冷たい雨の少女(1)
039番、上月澪は森の中を走っていた。
わけがわからなかった。
こんな場所に連れてこられ、殺し合いなんてさせられて。
少し前までは、学校で平凡な日常を過ごしていたのに。
木の根に足をとられ、転ぶ。
だがすぐに起き上がり、走り出す。
誰かに狙われているかもしれないのだ、止まっているわけにはいかなかった。
『こわいの。

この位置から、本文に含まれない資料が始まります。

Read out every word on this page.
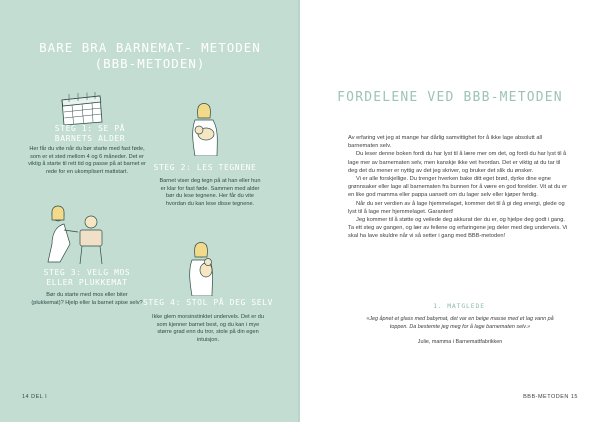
BARE BRA BARNEMAT- METODEN (BBB-METODEN)
STEG 1: SE PÅ BARNETS ALDER
Her får du vite når du bør starte med fast føde, som er et sted mellom 4 og 6 måneder. Det er viktig å starte til rett tid og passe på at barnet er rede for en ukomplisert mattstart.	STEG 2: LES TEGNENE
Barnet viser deg tegn på at han eller hun er klar for fast føde. Sammen med alder bør du lese tegnene. Her får du vite hvordan du kan lese disse tegnene.
STEG 3: VELG MOS ELLER PLUKKEMAT
Bør du starte med mos eller biter (plukkemat)? Hjelp eller la barnet spise selv? STEG 4: STOL PÅ DEG SELV
Ikke glem morsinstinktet undervels. Det er du som kjenner barnet best, og du kan i mye større grad enn du tror, stole på din egen intuisjon.
14 DEL I
FORDELENE VED BBB-METODEN

Av erfaring vet jeg at mange har dårlig samvittighet for å ikke lage absolutt all barnematen selv.

Du leser denne boken fordi du har lyst til å lære mer om det, og fordi du har lyst til å lage mer av barnematen selv, men kanskje ikke vet hvordan. Det er viktig at du tar til deg det du mener er nyttig av det jeg skriver, og bruker det slik du ønsker.

Vi er alle forskjellige. Du trenger hverken bake ditt eget brød, dyrke dine egne grønnsaker eller lage all barnematen fra bunnen for å være en god forelder. Vit at du er en like god mamma eller pappa uansett om du lager selv eller kjøper ferdig.

Når du ser verdien av å lage hjemmelaget, kommer det til å gi deg energi, glede og lyst til å lage mer hjemmelaget. Garantert!

Jeg kommer til å støtte og veilede deg akkurat der du er, og hjelpe deg godt i gang. Ta ett steg av gangen, og lær av feilene og erfaringene jeg deler med deg underveis. Vi skal ha lave skuldre når vi så setter i gang med BBB-metoden!

1. MATGLEDE
«Jeg åpnet et glass med babymat, det var en beige masse med et lag vann på toppen. Da bestemte jeg meg for å lage barnematen selv.»
Julie, mamma i Barnemattfabrikken
BBB-METODEN 15
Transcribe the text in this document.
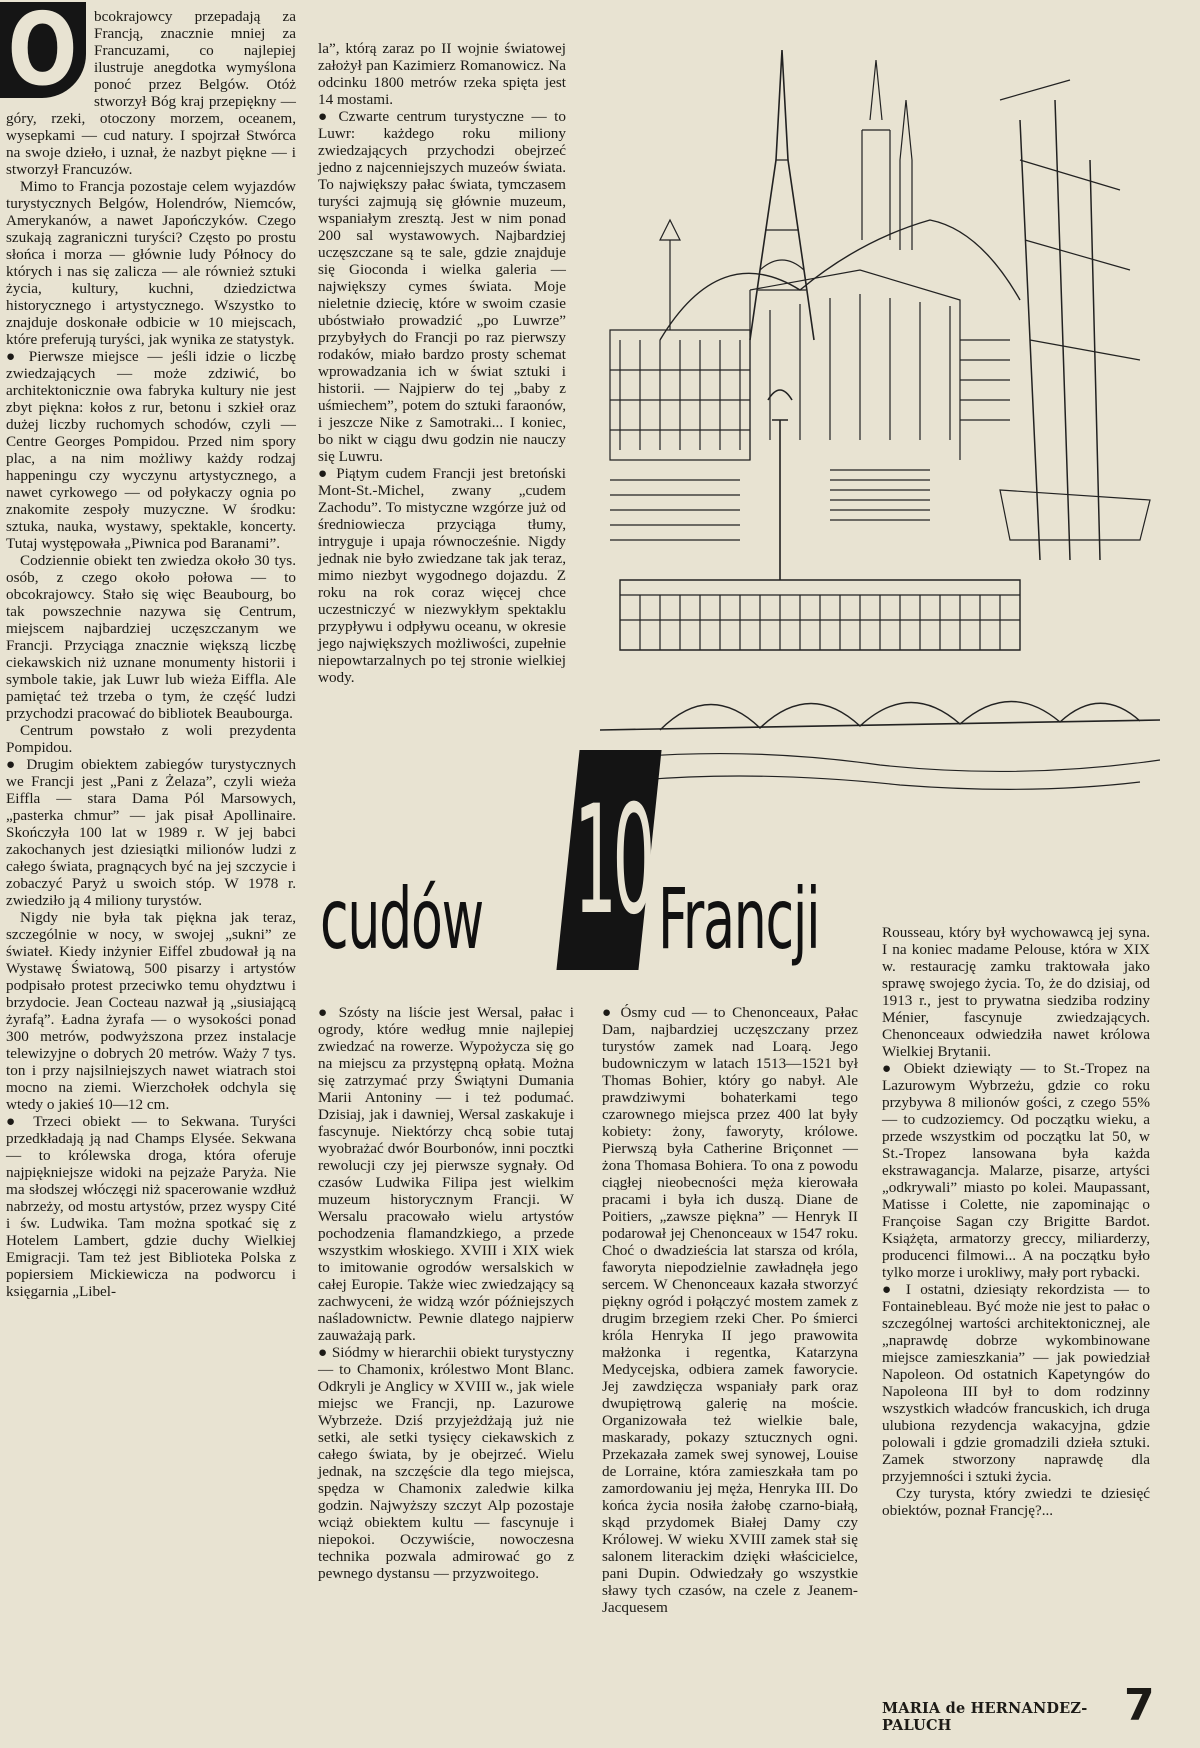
O	bcokrajowcy przepadają za Francją, znacznie mniej za Francuzami, co najlepiej ilustruje anegdotka wymyślona ponoć przez Belgów. Otóż stworzył Bóg kraj przepiękny — góry, rzeki, otoczony morzem, oceanem, wysepkami — cud natury. I spojrzał Stwórca na swoje dzieło, i uznał, że nazbyt piękne — i stworzył Francuzów.

Mimo to Francja pozostaje celem wyjazdów turystycznych Belgów, Holendrów, Niemców, Amerykanów, a nawet Japończyków. Czego szukają zagraniczni turyści? Często po prostu słońca i morza — głównie ludy Północy do których i nas się zalicza — ale również sztuki życia, kultury, kuchni, dziedzictwa historycznego i artystycznego. Wszystko to znajduje doskonałe odbicie w 10 miejscach, które preferują turyści, jak wynika ze statystyk.

● Pierwsze miejsce — jeśli idzie o liczbę zwiedzających — może zdziwić, bo architektonicznie owa fabryka kultury nie jest zbyt piękna: kołos z rur, betonu i szkieł oraz dużej liczby ruchomych schodów, czyli — Centre Georges Pompidou. Przed nim spory plac, a na nim możliwy każdy rodzaj happeningu czy wyczynu artystycznego, a nawet cyrkowego — od połykaczy ognia po znakomite zespoły muzyczne. W środku: sztuka, nauka, wystawy, spektakle, koncerty. Tutaj występowała „Piwnica pod Baranami”.

Codziennie obiekt ten zwiedza około 30 tys. osób, z czego około połowa — to obcokrajowcy. Stało się więc Beaubourg, bo tak powszechnie nazywa się Centrum, miejscem najbardziej uczęszczanym we Francji. Przyciąga znacznie większą liczbę ciekawskich niż uznane monumenty historii i symbole takie, jak Luwr lub wieża Eiffla. Ale pamiętać też trzeba o tym, że część ludzi przychodzi pracować do bibliotek Beaubourga.

Centrum powstało z woli prezydenta Pompidou.

● Drugim obiektem zabiegów turystycznych we Francji jest „Pani z Żelaza”, czyli wieża Eiffla — stara Dama Pól Marsowych, „pasterka chmur” — jak pisał Apollinaire. Skończyła 100 lat w 1989 r. W jej babci zakochanych jest dziesiątki milionów ludzi z całego świata, pragnących być na jej szczycie i zobaczyć Paryż u swoich stóp. W 1978 r. zwiedziło ją 4 miliony turystów.

Nigdy nie była tak piękna jak teraz, szczególnie w nocy, w swojej „sukni” ze świateł. Kiedy inżynier Eiffel zbudował ją na Wystawę Światową, 500 pisarzy i artystów podpisało protest przeciwko temu ohydztwu i brzydocie. Jean Cocteau nazwał ją „siusiającą żyrafą”. Ładna żyrafa — o wysokości ponad 300 metrów, podwyższona przez instalacje telewizyjne o dobrych 20 metrów. Waży 7 tys. ton i przy najsilniejszych nawet wiatrach stoi mocno na ziemi. Wierzchołek odchyla się wtedy o jakieś 10—12 cm.

● Trzeci obiekt — to Sekwana. Turyści przedkładają ją nad Champs Elysée. Sekwana — to królewska droga, która oferuje najpiękniejsze widoki na pejzaże Paryża. Nie ma słodszej włóczęgi niż spacerowanie wzdłuż nabrzeży, od mostu artystów, przez wyspy Cité i św. Ludwika. Tam można spotkać się z Hotelem Lambert, gdzie duchy Wielkiej Emigracji. Tam też jest Biblioteka Polska z popiersiem Mickiewicza na podworcu i księgarnia „Libel-

la”, którą zaraz po II wojnie światowej założył pan Kazimierz Romanowicz. Na odcinku 1800 metrów rzeka spięta jest 14 mostami.

● Czwarte centrum turystyczne — to Luwr: każdego roku miliony zwiedzających przychodzi obejrzeć jedno z najcenniejszych muzeów świata. To największy pałac świata, tymczasem turyści zajmują się głównie muzeum, wspaniałym zresztą. Jest w nim ponad 200 sal wystawowych. Najbardziej uczęszczane są te sale, gdzie znajduje się Gioconda i wielka galeria — największy cymes świata. Moje nieletnie dziecię, które w swoim czasie ubóstwiało prowadzić „po Luwrze” przybyłych do Francji po raz pierwszy rodaków, miało bardzo prosty schemat wprowadzania ich w świat sztuki i historii. — Najpierw do tej „baby z uśmiechem”, potem do sztuki faraonów, i jeszcze Nike z Samotraki... I koniec, bo nikt w ciągu dwu godzin nie nauczy się Luwru.

● Piątym cudem Francji jest bretoński Mont-St.-Michel, zwany „cudem Zachodu”. To mistyczne wzgórze już od średniowiecza przyciąga tłumy, intryguje i upaja równocześnie. Nigdy jednak nie było zwiedzane tak jak teraz, mimo niezbyt wygodnego dojazdu. Z roku na rok coraz więcej chce uczestniczyć w niezwykłym spektaklu przypływu i odpływu oceanu, w okresie jego największych możliwości, zupełnie niepowtarzalnych po tej stronie wielkiej wody.

cudów 10 Francji

● Szósty na liście jest Wersal, pałac i ogrody, które według mnie najlepiej zwiedzać na rowerze. Wypożycza się go na miejscu za przystępną opłatą. Można się zatrzymać przy Świątyni Dumania Marii Antoniny — i też podumać. Dzisiaj, jak i dawniej, Wersal zaskakuje i fascynuje. Niektórzy chcą sobie tutaj wyobrażać dwór Bourbonów, inni pocztki rewolucji czy jej pierwsze sygnały. Od czasów Ludwika Filipa jest wielkim muzeum historycznym Francji. W Wersalu pracowało wielu artystów pochodzenia flamandzkiego, a przede wszystkim włoskiego. XVIII i XIX wiek to imitowanie ogrodów wersalskich w całej Europie. Także wiec zwiedzający są zachwyceni, że widzą wzór późniejszych naśladownictw. Pewnie dlatego najpierw zauważają park.

● Siódmy w hierarchii obiekt turystyczny — to Chamonix, królestwo Mont Blanc. Odkryli je Anglicy w XVIII w., jak wiele miejsc we Francji, np. Lazurowe Wybrzeże. Dziś przyjeżdżają już nie setki, ale setki tysięcy ciekawskich z całego świata, by je obejrzeć. Wielu jednak, na szczęście dla tego miejsca, spędza w Chamonix zaledwie kilka godzin. Najwyższy szczyt Alp pozostaje wciąż obiektem kultu — fascynuje i niepokoi. Oczywiście, nowoczesna technika pozwala admirować go z pewnego dystansu — przyzwoitego.

● Ósmy cud — to Chenonceaux, Pałac Dam, najbardziej uczęszczany przez turystów zamek nad Loarą. Jego budowniczym w latach 1513—1521 był Thomas Bohier, który go nabył. Ale prawdziwymi bohaterkami tego czarownego miejsca przez 400 lat były kobiety: żony, faworyty, królowe. Pierwszą była Catherine Briçonnet — żona Thomasa Bohiera. To ona z powodu ciągłej nieobecności męża kierowała pracami i była ich duszą. Diane de Poitiers, „zawsze piękna” — Henryk II podarował jej Chenonceaux w 1547 roku. Choć o dwadzieścia lat starsza od króla, faworyta niepodzielnie zawładnęła jego sercem. W Chenonceaux kazała stworzyć piękny ogród i połączyć mostem zamek z drugim brzegiem rzeki Cher. Po śmierci króla Henryka II jego prawowita małżonka i regentka, Katarzyna Medycejska, odbiera zamek faworycie. Jej zawdzięcza wspaniały park oraz dwupiętrową galerię na moście. Organizowała też wielkie bale, maskarady, pokazy sztucznych ogni. Przekazała zamek swej synowej, Louise de Lorraine, która zamieszkała tam po zamordowaniu jej męża, Henryka III. Do końca życia nosiła żałobę czarno-białą, skąd przydomek Białej Damy czy Królowej. W wieku XVIII zamek stał się salonem literackim dzięki właścicielce, pani Dupin. Odwiedzały go wszystkie sławy tych czasów, na czele z Jeanem-Jacquesem

Rousseau, który był wychowawcą jej syna. I na koniec madame Pelouse, która w XIX w. restaurację zamku traktowała jako sprawę swojego życia. To, że do dzisiaj, od 1913 r., jest to prywatna siedziba rodziny Ménier, fascynuje zwiedzających. Chenonceaux odwiedziła nawet królowa Wielkiej Brytanii.

● Obiekt dziewiąty — to St.-Tropez na Lazurowym Wybrzeżu, gdzie co roku przybywa 8 milionów gości, z czego 55% — to cudzoziemcy. Od początku wieku, a przede wszystkim od początku lat 50, w St.-Tropez lansowana była każda ekstrawagancja. Malarze, pisarze, artyści „odkrywali” miasto po kolei. Maupassant, Matisse i Colette, nie zapominając o Françoise Sagan czy Brigitte Bardot. Książęta, armatorzy greccy, miliarderzy, producenci filmowi... A na początku było tylko morze i urokliwy, mały port rybacki.

● I ostatni, dziesiąty rekordzista — to Fontainebleau. Być może nie jest to pałac o szczególnej wartości architektonicznej, ale „naprawdę dobrze wykombinowane miejsce zamieszkania” — jak powiedział Napoleon. Od ostatnich Kapetyngów do Napoleona III był to dom rodzinny wszystkich władców francuskich, ich druga ulubiona rezydencja wakacyjna, gdzie polowali i gdzie gromadzili dzieła sztuki. Zamek stworzony naprawdę dla przyjemności i sztuki życia.

Czy turysta, który zwiedzi te dziesięć obiektów, poznał Francję?...

MARIA de HERNANDEZ-PALUCH	7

嫌なの……』
瞳に大粒の涙を浮かべながら。
「澪!」
誰かに呼ばれ、振り返る。
043番、里村茜だった。
『先輩なの!』
知らない人間ばかりのこの場所で、折原浩平と並んで信頼のおける人だった。
一見冷たいように見えて、実は誰よりも心の暖かい少女。
気付いた時には、茜の胸に飛びこんでいた。
「澪……怖かったの?」
うんっ。
首を縦に振る。
「そう。もう大丈夫……」
先輩の声が聞こえる。
よかった、こんなに早く会えてよかった。
信頼できる人に。
その時だった。
首筋に痛みが走る。
全身から力が抜け、地面に倒れた。
何が起きたのかわからない。
だが、最後に見えたのは、血の滴るナイフを持った茜の姿だった。
「もう、何も考えないですむでしょ」
その声が澪の耳に届くことは、なかった。